The recovery from the Depression was indeed slow, and this has been recognized by a number of economists, including 1976 Nobel Laureate Milton Friedman (Friedman and Schwartz (1963)), 1995 Nobel Laureate Robert Lucas, (Lucas and Rapping (1972)), and 2004 Nobel Laureate Edward Prescott (1999). My work with Harold Cole (2007) details this slow recovery.

          In addition to national debt creating government programs, FDR increased taxation on corporations, and instituted a higher wage mandate. These temporary “fixes” had a long-term negative effect on labor in general. Employers were forced to lay workers off and reduce hours. According to Ohanian, “This coincidence of high industry wages and low hours worked is one of the most telling signs that the market process was considerably distorted.” In his opinion, the bill that did more to stifle industrial growth was the Wagner Act of 1935. It gave Unions tremendous power over management, which resulted in increasing the costs of consumer goods at a time when Americans were starving.

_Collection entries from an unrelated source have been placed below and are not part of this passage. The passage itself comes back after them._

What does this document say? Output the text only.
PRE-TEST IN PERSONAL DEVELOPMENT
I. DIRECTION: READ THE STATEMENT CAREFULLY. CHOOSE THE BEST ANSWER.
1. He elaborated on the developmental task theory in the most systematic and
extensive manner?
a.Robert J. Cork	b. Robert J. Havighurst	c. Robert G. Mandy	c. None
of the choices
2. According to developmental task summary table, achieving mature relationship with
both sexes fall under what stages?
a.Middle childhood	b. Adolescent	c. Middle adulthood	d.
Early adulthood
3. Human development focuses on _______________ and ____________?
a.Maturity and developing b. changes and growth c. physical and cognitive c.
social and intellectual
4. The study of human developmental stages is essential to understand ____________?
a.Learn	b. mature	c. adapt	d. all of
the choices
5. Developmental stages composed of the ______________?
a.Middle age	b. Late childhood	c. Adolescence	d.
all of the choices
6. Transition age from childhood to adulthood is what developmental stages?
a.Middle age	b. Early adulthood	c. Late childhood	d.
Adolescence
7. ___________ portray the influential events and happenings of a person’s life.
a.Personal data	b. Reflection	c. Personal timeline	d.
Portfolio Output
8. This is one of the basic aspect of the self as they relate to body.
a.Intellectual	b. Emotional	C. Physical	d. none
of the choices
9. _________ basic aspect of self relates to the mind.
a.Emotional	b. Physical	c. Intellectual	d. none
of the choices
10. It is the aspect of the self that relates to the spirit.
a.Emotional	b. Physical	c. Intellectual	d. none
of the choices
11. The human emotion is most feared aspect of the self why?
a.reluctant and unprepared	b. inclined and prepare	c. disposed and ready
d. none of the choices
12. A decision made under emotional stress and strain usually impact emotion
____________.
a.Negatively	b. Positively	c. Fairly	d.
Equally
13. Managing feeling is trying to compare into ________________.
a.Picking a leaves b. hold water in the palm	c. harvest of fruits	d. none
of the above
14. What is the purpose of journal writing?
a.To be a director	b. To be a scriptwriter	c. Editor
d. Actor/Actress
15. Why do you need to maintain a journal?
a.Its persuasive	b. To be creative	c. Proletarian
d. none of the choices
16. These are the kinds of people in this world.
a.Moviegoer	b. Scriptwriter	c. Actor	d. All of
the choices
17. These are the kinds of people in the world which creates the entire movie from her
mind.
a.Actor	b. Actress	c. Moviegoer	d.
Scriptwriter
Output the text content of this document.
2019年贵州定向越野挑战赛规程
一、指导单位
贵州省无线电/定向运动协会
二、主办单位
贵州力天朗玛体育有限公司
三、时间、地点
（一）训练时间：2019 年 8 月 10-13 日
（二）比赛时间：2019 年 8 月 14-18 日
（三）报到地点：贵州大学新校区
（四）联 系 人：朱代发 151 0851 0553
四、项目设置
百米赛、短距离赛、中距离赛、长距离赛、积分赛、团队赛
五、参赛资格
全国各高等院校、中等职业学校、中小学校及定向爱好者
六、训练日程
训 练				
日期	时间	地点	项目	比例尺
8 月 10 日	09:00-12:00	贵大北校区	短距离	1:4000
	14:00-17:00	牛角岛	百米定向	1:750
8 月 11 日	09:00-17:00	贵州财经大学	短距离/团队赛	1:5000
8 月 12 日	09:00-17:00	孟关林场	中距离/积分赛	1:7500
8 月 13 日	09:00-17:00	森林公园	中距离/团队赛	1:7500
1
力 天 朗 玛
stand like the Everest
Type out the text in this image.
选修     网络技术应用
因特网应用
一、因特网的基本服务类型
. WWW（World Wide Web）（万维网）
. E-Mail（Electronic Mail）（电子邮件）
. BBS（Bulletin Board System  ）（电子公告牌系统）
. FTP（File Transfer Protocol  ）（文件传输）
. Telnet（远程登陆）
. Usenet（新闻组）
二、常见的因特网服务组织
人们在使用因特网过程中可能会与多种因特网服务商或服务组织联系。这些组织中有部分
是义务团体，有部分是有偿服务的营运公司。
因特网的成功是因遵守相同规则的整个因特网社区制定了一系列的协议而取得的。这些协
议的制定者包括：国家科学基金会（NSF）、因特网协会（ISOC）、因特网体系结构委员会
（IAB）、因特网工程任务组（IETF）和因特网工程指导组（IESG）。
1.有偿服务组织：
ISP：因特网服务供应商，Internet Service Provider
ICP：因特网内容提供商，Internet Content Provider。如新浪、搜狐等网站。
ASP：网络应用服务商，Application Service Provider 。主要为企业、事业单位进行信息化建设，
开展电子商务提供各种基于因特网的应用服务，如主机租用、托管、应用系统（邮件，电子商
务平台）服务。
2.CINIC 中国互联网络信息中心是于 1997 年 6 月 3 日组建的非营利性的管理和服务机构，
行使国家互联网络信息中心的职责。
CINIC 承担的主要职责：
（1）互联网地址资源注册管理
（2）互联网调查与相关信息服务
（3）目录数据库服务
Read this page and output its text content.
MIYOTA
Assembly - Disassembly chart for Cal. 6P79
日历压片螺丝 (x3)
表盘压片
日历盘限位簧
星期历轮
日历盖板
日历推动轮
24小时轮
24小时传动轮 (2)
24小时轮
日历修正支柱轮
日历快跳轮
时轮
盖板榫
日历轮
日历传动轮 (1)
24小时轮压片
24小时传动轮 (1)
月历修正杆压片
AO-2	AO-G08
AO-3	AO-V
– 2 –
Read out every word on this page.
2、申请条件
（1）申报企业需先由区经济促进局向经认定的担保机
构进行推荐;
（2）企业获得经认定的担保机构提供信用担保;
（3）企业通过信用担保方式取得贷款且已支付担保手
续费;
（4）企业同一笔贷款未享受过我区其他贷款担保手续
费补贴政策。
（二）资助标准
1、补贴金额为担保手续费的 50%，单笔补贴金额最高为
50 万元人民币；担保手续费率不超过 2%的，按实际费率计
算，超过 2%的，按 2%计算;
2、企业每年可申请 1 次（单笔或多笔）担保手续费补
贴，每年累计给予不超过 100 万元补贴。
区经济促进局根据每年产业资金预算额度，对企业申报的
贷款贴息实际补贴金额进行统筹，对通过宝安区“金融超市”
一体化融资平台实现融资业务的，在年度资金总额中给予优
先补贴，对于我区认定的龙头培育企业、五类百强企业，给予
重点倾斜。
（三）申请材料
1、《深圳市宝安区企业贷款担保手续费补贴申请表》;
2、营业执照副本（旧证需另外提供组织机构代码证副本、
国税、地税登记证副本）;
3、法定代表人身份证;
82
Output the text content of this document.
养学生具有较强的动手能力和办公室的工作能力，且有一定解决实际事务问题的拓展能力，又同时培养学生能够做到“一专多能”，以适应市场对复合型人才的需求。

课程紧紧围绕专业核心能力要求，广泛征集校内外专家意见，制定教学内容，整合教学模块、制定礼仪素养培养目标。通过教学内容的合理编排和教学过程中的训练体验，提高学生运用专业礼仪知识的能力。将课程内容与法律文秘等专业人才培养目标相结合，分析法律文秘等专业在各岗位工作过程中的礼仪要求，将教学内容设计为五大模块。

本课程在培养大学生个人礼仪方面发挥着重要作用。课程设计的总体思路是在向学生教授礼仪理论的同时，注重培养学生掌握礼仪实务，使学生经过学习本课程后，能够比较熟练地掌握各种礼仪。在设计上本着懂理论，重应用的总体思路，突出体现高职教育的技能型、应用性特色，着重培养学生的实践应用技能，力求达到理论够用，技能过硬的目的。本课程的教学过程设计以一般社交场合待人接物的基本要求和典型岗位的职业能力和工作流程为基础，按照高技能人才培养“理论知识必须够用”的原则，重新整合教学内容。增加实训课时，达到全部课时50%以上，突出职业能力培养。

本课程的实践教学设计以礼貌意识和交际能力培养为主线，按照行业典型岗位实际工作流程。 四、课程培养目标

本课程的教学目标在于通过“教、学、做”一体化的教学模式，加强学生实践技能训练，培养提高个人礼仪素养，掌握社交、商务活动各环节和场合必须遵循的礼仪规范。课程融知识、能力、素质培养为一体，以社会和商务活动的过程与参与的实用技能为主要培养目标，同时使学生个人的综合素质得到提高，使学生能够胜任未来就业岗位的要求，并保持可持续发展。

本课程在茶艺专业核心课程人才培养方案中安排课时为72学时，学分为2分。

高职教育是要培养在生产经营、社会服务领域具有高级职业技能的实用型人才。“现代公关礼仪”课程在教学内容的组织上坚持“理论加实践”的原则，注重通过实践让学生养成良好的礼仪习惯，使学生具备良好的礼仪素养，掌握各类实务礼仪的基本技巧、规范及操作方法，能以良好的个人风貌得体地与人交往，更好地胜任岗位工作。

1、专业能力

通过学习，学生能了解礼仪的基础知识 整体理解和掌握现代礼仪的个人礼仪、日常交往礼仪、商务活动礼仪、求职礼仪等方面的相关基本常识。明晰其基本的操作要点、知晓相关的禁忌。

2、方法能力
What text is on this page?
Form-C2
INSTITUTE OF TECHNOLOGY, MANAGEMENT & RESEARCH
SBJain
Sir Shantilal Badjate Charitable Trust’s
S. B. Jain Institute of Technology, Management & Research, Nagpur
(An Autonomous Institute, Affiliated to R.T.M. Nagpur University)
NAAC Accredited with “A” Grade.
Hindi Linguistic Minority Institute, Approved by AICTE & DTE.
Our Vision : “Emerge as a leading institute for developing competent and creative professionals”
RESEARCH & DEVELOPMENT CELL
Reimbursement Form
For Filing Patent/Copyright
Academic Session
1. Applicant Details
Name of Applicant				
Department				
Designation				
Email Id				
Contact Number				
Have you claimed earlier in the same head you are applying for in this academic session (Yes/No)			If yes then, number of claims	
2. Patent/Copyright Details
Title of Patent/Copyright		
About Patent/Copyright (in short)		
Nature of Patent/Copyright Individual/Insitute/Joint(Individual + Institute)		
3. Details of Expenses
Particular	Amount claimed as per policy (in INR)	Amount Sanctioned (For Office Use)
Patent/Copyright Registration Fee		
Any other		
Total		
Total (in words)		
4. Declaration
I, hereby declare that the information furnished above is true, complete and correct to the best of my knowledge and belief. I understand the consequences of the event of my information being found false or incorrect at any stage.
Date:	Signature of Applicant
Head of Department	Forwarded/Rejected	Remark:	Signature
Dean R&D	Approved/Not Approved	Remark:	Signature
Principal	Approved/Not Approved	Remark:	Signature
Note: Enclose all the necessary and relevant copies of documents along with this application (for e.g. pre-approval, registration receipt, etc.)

        Professor Ohanian gives some examples. When the economy faltered in Chile and Mexico, the government of Chile did not prop up failing banks, while Mexico did. The result was that while Chile’s economy suffered greater contraction initially, it recovered sooner and its economy doubled as compared to that of Mexico. Japan’s government also intervened and disrupted free-market forces in the early 1990. That government’s efforts also delayed economic recovery. Ohanian cited two studies, which in his words concluded “that Japan’s policies that kept otherwise insolvent banks operating, and that impeded the flow of capital to efficient firms, significantly prolonged the effect of Japan’s crisis, resulting in a decade-long stagnation of the Japanese economy.” In 1989 the Nikkei stock index in Japan was over 39,000. It is now under 8,000. Due to government intervention the market lost 80% of its value.

        Instead of stimulus packages, Professor Ohanian calls for incentivizing savings, creating incentives for jobs, and promoting competition. Basically this is the conservative approach to saving our economy, and it is being ignored by liberal Democrats. The environmentalist’s argument that it is America’s duty do protect the world from global warming has emaciated U.S. industrial might and has displaced millions of workers. If the object is to create more jobs, according to a 2008 Heritage Foundation study, increasing domestic oil production by one million barrels per day would generate 128,000 jobs. At two million barrels per day, that figure jumps to 270,000. The myth that the U.S. economy can survive on high-tech and service industries has proven to be false.

        Unfortunately the far-left radical fringe has the support of the national media and well financed public and community action groups. Americans have been asleep at the switch for forty years. The Obama administration has two years to complete its radical agenda before it must revert to empty promises, and largess to purchase votes for the next presidential election. Hopefully enough light has been shed on the failed polices of Obama handouts, bailout, stimulus, income redistribution, and a disastrous energy policy that the Democrats will lose control of Congress in the midterm elections.